Briefe sollen auf Reisen gehen. Schnell sind sie in der Tasche verpackt und meine Route steht fest.
Zuerst zur nahen Bankfiliale, ohne Bargeld geht nichts bei der hiesigen Post. Als ich bei der Bank ankomme, sehe ich jede Menge Menschen in das kleine Gebäude gehen.
Schon rattert mein Kopf. Wie geht die Tür auf? Drücken oder ziehen? Hab mich doch letztens erst blamiert. Unnötige Gedanken. Es ist Samstag. Bargeld brauche eben nicht nur ich , doch während ich mein Fahrrad anschließe signalisiert mir mein Körper, "Stimme geht unter"!
Okay, Kontoauszugsautomaten sind nicht sehr kommunikativ. Zumindest können sie noch ohne Stimme bedient werden. Alles gut. Ich gehe auf die Tür zu, doch kurz vor mir überholt mich ein Mann von der rechten Zugangsseite. Türproblem gelöst.
Er hält mir netterweise die beiden Tür auf. In seinen Rücken hinein flüstere ich, mit dem Kopf nickend, ein Danke. Unhörbar! Und!
Nicht sichtbar für ihn.
Sein grantiges „Danke sagt man“ knallt mir von hinten in die Rippen. Die Hälfte der Anwesenden dreht sich dieser Szenerie zu.
Ein eisiger Moment. Atemlos für den Augenblick.
In mir rebelliert es. Langsam drehe ich mich lächelnd um. Krächzend sage ich nochmals Danke und ziehe nun die restlichen Blicke der Anwesenden auf mich.
Beim umdrehen entgleisen dann meine Gesichtszüge. Jetzt hätte ich doch gerne einen sprechenden Bankautomaten. Oder einen der zuhört.
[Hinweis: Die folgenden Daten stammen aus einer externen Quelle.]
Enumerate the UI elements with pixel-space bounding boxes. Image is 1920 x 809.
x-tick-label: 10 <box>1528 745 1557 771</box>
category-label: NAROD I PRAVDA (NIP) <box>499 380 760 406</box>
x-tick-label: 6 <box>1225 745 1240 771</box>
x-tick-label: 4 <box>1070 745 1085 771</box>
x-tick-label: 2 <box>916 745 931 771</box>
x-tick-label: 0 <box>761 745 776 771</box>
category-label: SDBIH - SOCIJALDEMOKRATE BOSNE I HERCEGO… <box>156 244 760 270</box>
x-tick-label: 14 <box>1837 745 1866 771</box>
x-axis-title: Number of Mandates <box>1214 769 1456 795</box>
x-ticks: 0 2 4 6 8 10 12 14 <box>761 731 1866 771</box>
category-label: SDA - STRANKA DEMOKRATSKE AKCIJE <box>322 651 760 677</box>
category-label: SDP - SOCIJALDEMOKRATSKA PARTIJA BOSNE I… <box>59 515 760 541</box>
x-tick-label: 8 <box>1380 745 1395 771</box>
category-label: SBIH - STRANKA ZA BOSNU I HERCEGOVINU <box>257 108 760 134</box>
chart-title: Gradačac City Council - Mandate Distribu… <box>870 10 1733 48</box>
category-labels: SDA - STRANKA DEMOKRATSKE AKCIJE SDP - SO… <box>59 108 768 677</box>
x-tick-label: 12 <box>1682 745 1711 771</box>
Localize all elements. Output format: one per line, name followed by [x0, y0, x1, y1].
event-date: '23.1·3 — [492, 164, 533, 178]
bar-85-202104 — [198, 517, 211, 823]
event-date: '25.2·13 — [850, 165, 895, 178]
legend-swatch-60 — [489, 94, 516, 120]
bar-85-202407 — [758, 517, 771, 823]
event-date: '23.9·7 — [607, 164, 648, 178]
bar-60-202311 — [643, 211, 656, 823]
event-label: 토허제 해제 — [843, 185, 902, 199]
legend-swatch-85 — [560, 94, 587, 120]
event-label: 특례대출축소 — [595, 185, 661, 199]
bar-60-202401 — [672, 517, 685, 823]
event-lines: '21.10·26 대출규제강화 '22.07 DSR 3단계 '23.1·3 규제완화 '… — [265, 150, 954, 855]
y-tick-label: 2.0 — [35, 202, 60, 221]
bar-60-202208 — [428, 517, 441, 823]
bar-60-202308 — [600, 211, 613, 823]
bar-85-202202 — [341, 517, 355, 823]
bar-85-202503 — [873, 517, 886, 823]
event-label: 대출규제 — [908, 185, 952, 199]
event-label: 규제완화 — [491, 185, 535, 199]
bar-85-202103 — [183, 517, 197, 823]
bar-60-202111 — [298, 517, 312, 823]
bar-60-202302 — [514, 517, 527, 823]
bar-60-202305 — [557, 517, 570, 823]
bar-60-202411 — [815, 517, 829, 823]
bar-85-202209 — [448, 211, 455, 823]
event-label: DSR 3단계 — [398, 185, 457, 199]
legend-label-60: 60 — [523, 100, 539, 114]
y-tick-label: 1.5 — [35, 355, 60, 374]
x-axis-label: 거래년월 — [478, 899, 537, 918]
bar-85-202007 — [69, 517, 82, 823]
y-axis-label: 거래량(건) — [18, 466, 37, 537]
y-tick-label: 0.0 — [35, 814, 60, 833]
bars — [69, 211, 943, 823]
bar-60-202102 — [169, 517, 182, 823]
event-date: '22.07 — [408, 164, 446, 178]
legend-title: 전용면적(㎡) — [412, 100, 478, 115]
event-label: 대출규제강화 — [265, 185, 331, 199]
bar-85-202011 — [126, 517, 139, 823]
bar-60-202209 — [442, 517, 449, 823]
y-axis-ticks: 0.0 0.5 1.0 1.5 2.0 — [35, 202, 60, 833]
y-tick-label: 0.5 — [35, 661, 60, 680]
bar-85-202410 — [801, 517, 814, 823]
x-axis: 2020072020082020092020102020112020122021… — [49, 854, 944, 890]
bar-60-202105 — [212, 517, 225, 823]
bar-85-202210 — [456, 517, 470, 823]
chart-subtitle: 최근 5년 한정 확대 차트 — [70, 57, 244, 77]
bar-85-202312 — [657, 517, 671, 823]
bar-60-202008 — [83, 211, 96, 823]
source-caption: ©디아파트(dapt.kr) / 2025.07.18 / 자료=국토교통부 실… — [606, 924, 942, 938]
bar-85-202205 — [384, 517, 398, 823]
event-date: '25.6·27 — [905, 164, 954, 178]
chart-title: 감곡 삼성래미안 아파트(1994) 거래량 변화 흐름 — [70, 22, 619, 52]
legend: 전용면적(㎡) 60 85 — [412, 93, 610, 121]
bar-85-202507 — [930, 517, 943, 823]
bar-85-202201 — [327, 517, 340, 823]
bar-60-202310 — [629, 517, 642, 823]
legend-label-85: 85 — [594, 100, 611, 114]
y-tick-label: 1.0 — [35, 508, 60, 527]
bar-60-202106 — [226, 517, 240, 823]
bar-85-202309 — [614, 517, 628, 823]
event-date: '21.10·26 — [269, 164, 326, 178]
Wut, Ärger, Enttäuschung …. in mir kochen Gefühle und Emotionen.
Meine Stimme geht weiter in den Keller. Innerlich so spürbar. Schmerzhaft, ohne zu schmerzen.
Schnell habe ich meine Geschäfte erledigt und drehe mich mit gestrafften Schultern und wiedergekehrtem Lächeln, dem Ausgang zu. Der Mann steht noch immer in seiner Schlange. Lächelnd nickt er mir zu.
Momente wie diese …..
Die Briefe gebe ich ab, auch hier nur krächzen. Nachfragen von der Bedienung, die den Blick nicht auf mich gerichtet hatte. Ich schlucke, versuche mich noch einmal
mitzuteilen.
Der schöne Tag nimmt eine andere Färbung an. Innerlich. Doch ich möchte ihn mir nicht verderben.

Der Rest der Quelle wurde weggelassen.